LE QUOTIDIEN : L'hôpital a encore des pratiques polluantes. Comment passer au vert ?
Dr LAMIA KERDJANA : Les postes du bloc opératoire sont les plus polluants de l'hôpital. Ils concentrent environ 40 % de la part des déchets hospitaliers tels que les métaux, les déchets à risques infectieux [DASRI, NDLR], le plastique, les papiers, les déchets aériens comme les gaz anesthésiques…
Pour passer au vert, il faut travailler sur le choix des matériaux et des produits. Par exemple, pour intuber un patient, on utilise une lame laryngoscopique. En 2009, nous utilisions des lames métalliques à usages multiples, puis nous sommes passés aux lames jetables, puis repassés aux lames métalliques mais à usage unique. Ces dernières ont des dates de péremption et sont jetées, une fois la date dépassée. Pourtant ça ne périme pas. Ce ne sont pas des médicaments ! Il n'y a pas d'altération du métal avant des années ! Je pense qu'il faut retourner à l'usage multiple si c'est sans danger pour les malades.
Autre point : les choix thérapeutiques. Lors de la crise sanitaires, des anesthésistes ont changé leur pratique pour prévenir la pénurie de médicaments. Ils ont effectué des anesthésies loco-régionales au lieu de générales lorsque les opérations y étaient éligibles. Une façon d'utiliser moins d'agents anesthésiques qui sont des gaz à effet de serre.
Autre sujet de préoccupation, le matériel de protection. Les personnels soignants se sont retrouvés avec des sacs-poubelles en guise de surblouse lors de la première vague car il n'y avait pas de tabliers en tissu disponibles. Pourtant, cela existait encore en 2004. Il faut avoir de nouveau du matériel en tissu et reformer des personnes en blanchisserie ou dans les services de stérilisation dont les effectifs ont été réduits pour raisons budgétaires.
Vous avez participé à un projet de recyclage des déchets. En quoi consiste-t-il ?
J'ai soutenu le projet d'un confrère médecin-réanimateur et d'une infirmière-anesthésiste fin 2018, début 2019, quand j'étais à l'AP-HP. Ils ont porté un projet de gestion de tri sélectif des déchets aux blocs opératoires dans le but de les valoriser. Il arrive encore que tous les déchets partent dans la même poubelle alors que les matières nobles comme les métaux, les cartons et les verres pourraient être recyclées et potentiellement être une source d'économies puis de réinvestissement.
Si l'idée est bonne, dans les faits sur le terrain, la mise en place du triage a été très compliquée. Il a fallu des semaines pour obtenir des conteneurs. Une fois disposées dans les blocs et le personnel formé, les poubelles se sont vite remplies. Au bout de trois mois, elles étaient saturées. L'AP-HP est chargée de la partie administrative, autrement dit de faire venir les entreprises pour débarrasser ces déchets. Ça a été un casse-tête. C'est seulement lorsque l'équipe médicale a menacé de déverser les déchets dans l'hôpital que les conteneurs ont été enlevés. En revanche, je ne sais pas s'ils sont partis au recyclage ou dans une poubelle commune.
Ce qui est dommage, c'est que personne ne se saisit du sujet. Nous, on arrive, on est actifs et de bonne volonté mais on ne nous donne pas les moyens. J'ai essayé d'en parler à la commission médicale d'établissement puis au responsable du développement durable de l'AP-HP et je n'ai jamais eu de retours.
Les jeunes médecins sont-ils plus engagés que leurs aînés ? Comment s'approprier cette culture ?

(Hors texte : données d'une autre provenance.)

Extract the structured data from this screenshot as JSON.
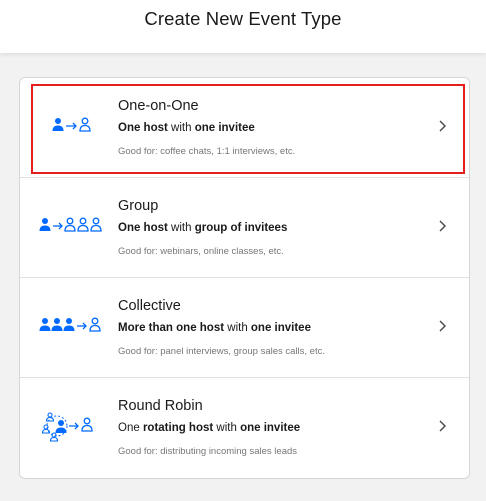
{
  "header": {
    "title": "Create New Event Type"
  },
  "colors": {
    "accent": "#0069ff",
    "selected_border": "#e51d1d",
    "muted": "#777777"
  },
  "event_types": [
    {
      "name": "One-on-One",
      "desc": [
        {
          "text": "One host",
          "bold": true
        },
        {
          "text": " with ",
          "bold": false
        },
        {
          "text": "one invitee",
          "bold": true
        }
      ],
      "good_for": "Good for: coffee chats, 1:1 interviews, etc.",
      "icon": "one-on-one-icon",
      "selected": true
    },
    {
      "name": "Group",
      "desc": [
        {
          "text": "One host",
          "bold": true
        },
        {
          "text": " with ",
          "bold": false
        },
        {
          "text": "group of invitees",
          "bold": true
        }
      ],
      "good_for": "Good for: webinars, online classes, etc.",
      "icon": "group-icon",
      "selected": false
    },
    {
      "name": "Collective",
      "desc": [
        {
          "text": "More than one host",
          "bold": true
        },
        {
          "text": " with ",
          "bold": false
        },
        {
          "text": "one invitee",
          "bold": true
        }
      ],
      "good_for": "Good for: panel interviews, group sales calls, etc.",
      "icon": "collective-icon",
      "selected": false
    },
    {
      "name": "Round Robin",
      "desc": [
        {
          "text": "One ",
          "bold": false
        },
        {
          "text": "rotating host",
          "bold": true
        },
        {
          "text": " with ",
          "bold": false
        },
        {
          "text": "one invitee",
          "bold": true
        }
      ],
      "good_for": "Good for: distributing incoming sales leads",
      "icon": "round-robin-icon",
      "selected": false
    }
  ]
}
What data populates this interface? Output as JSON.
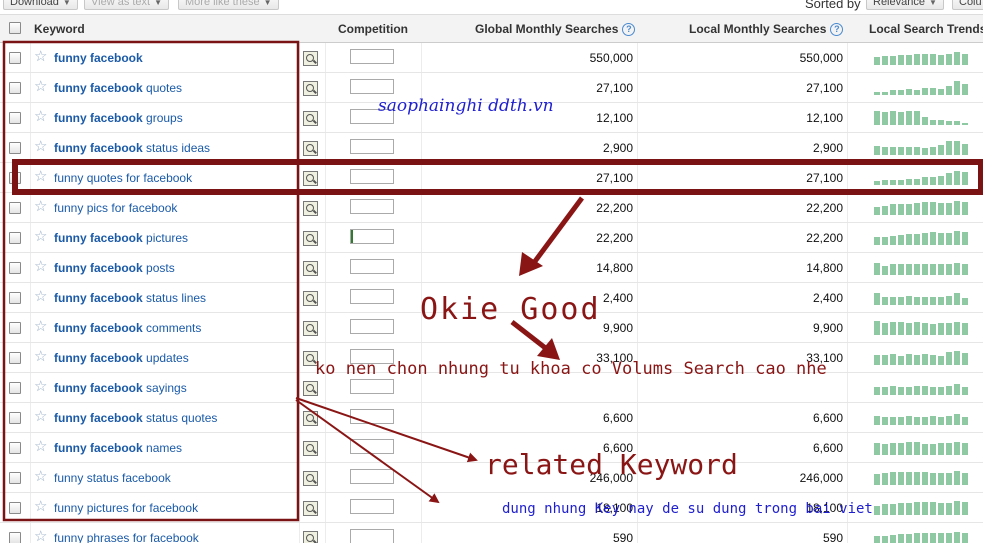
{
  "toolbar": {
    "download_label": "Download",
    "view_as_text_label": "View as text",
    "more_like_these_label": "More like these",
    "sorted_by_label": "Sorted by",
    "relevance_label": "Relevance",
    "columns_label": "Colu"
  },
  "header": {
    "keyword": "Keyword",
    "competition": "Competition",
    "global": "Global Monthly Searches",
    "local": "Local Monthly Searches",
    "trends": "Local Search Trends"
  },
  "rows": [
    {
      "bold": "funny facebook",
      "rest": "",
      "competition": 0.0,
      "global": "550,000",
      "local": "550,000",
      "trend": [
        0.55,
        0.6,
        0.6,
        0.65,
        0.65,
        0.7,
        0.7,
        0.7,
        0.65,
        0.75,
        0.85,
        0.7
      ]
    },
    {
      "bold": "funny facebook",
      "rest": " quotes",
      "competition": 0.0,
      "global": "27,100",
      "local": "27,100",
      "trend": [
        0.2,
        0.2,
        0.3,
        0.3,
        0.4,
        0.35,
        0.45,
        0.45,
        0.4,
        0.6,
        0.95,
        0.7
      ]
    },
    {
      "bold": "funny facebook",
      "rest": " groups",
      "competition": 0.0,
      "global": "12,100",
      "local": "12,100",
      "trend": [
        0.9,
        0.85,
        0.9,
        0.85,
        0.95,
        0.9,
        0.5,
        0.3,
        0.3,
        0.25,
        0.25,
        0.15
      ]
    },
    {
      "bold": "funny facebook",
      "rest": " status ideas",
      "competition": 0.0,
      "global": "2,900",
      "local": "2,900",
      "trend": [
        0.6,
        0.5,
        0.55,
        0.5,
        0.55,
        0.5,
        0.45,
        0.5,
        0.65,
        0.9,
        0.95,
        0.7
      ]
    },
    {
      "bold": "",
      "rest": "funny quotes for facebook",
      "competition": 0.0,
      "global": "27,100",
      "local": "27,100",
      "trend": [
        0.25,
        0.3,
        0.3,
        0.35,
        0.4,
        0.4,
        0.5,
        0.55,
        0.6,
        0.8,
        0.95,
        0.85
      ]
    },
    {
      "bold": "",
      "rest": "funny pics for facebook",
      "competition": 0.0,
      "global": "22,200",
      "local": "22,200",
      "trend": [
        0.55,
        0.6,
        0.7,
        0.75,
        0.75,
        0.8,
        0.85,
        0.85,
        0.8,
        0.8,
        0.95,
        0.85
      ]
    },
    {
      "bold": "funny facebook",
      "rest": " pictures",
      "competition": 0.05,
      "global": "22,200",
      "local": "22,200",
      "trend": [
        0.5,
        0.55,
        0.6,
        0.65,
        0.7,
        0.75,
        0.8,
        0.85,
        0.8,
        0.8,
        0.95,
        0.85
      ]
    },
    {
      "bold": "funny facebook",
      "rest": " posts",
      "competition": 0.0,
      "global": "14,800",
      "local": "14,800",
      "trend": [
        0.8,
        0.6,
        0.7,
        0.75,
        0.7,
        0.75,
        0.7,
        0.75,
        0.7,
        0.75,
        0.8,
        0.7
      ]
    },
    {
      "bold": "funny facebook",
      "rest": " status lines",
      "competition": 0.0,
      "global": "2,400",
      "local": "2,400",
      "trend": [
        0.8,
        0.5,
        0.55,
        0.55,
        0.6,
        0.5,
        0.5,
        0.5,
        0.55,
        0.6,
        0.8,
        0.45
      ]
    },
    {
      "bold": "funny facebook",
      "rest": " comments",
      "competition": 0.0,
      "global": "9,900",
      "local": "9,900",
      "trend": [
        0.9,
        0.8,
        0.85,
        0.85,
        0.8,
        0.85,
        0.8,
        0.75,
        0.8,
        0.8,
        0.85,
        0.8
      ]
    },
    {
      "bold": "funny facebook",
      "rest": " updates",
      "competition": 0.0,
      "global": "33,100",
      "local": "33,100",
      "trend": [
        0.65,
        0.65,
        0.7,
        0.6,
        0.7,
        0.65,
        0.7,
        0.65,
        0.6,
        0.85,
        0.9,
        0.8
      ]
    },
    {
      "bold": "funny facebook",
      "rest": " sayings",
      "competition": 0.0,
      "global": "",
      "local": "",
      "trend": [
        0.5,
        0.55,
        0.6,
        0.55,
        0.5,
        0.6,
        0.6,
        0.55,
        0.5,
        0.6,
        0.7,
        0.5
      ]
    },
    {
      "bold": "funny facebook",
      "rest": " status quotes",
      "competition": 0.0,
      "global": "6,600",
      "local": "6,600",
      "trend": [
        0.6,
        0.5,
        0.55,
        0.55,
        0.6,
        0.55,
        0.55,
        0.6,
        0.55,
        0.6,
        0.75,
        0.55
      ]
    },
    {
      "bold": "funny facebook",
      "rest": " names",
      "competition": 0.0,
      "global": "6,600",
      "local": "6,600",
      "trend": [
        0.8,
        0.75,
        0.8,
        0.8,
        0.85,
        0.85,
        0.75,
        0.75,
        0.8,
        0.8,
        0.85,
        0.8
      ]
    },
    {
      "bold": "",
      "rest": "funny status facebook",
      "competition": 0.0,
      "global": "246,000",
      "local": "246,000",
      "trend": [
        0.75,
        0.8,
        0.85,
        0.85,
        0.85,
        0.85,
        0.85,
        0.8,
        0.8,
        0.8,
        0.9,
        0.8
      ]
    },
    {
      "bold": "",
      "rest": "funny pictures for facebook",
      "competition": 0.0,
      "global": "18,100",
      "local": "18,100",
      "trend": [
        0.6,
        0.7,
        0.75,
        0.8,
        0.8,
        0.85,
        0.85,
        0.85,
        0.8,
        0.8,
        0.9,
        0.85
      ]
    },
    {
      "bold": "",
      "rest": "funny phrases for facebook",
      "competition": 0.0,
      "global": "590",
      "local": "590",
      "trend": [
        0.6,
        0.6,
        0.65,
        0.7,
        0.75,
        0.8,
        0.8,
        0.8,
        0.8,
        0.8,
        0.85,
        0.8
      ]
    }
  ],
  "annotations": {
    "site": "saophainghi ddth.vn",
    "okie": "Okie Good",
    "ko_nen": "ko nen chon nhung tu khoa co Volums Search cao nhe",
    "related": "related Keyword",
    "dung": "dung nhung Key nay de su dung trong bai viet"
  },
  "colors": {
    "link": "#1a5aa8",
    "trend_bar": "#8fc9a3",
    "annotation_red": "#8a1515",
    "annotation_blue": "#1f1fd0",
    "competition_fill": "#2e7a2e"
  }
}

Il y a un effet sociétal et une préoccupation de la jeune génération qui a la volonté d'être mieux formée. On se retrouve parfois face à des patients qui ont des questions sur ces thématiques et on a zéro formation ! On ne nous enseigne pas la santé environnementale à la fac, ni en formation continue. On aborde la pilule contraceptive mais les cours sont mal faits et on en oublie ses fonctions de perturbateur endocrinien. Il faut donc booster la formation et aborder le sujet des perturbateurs endocriniens, mais aussi du rejet des détergents à l'hôpital et de ses effets dans la nature sur la résistance aux antibiotiques.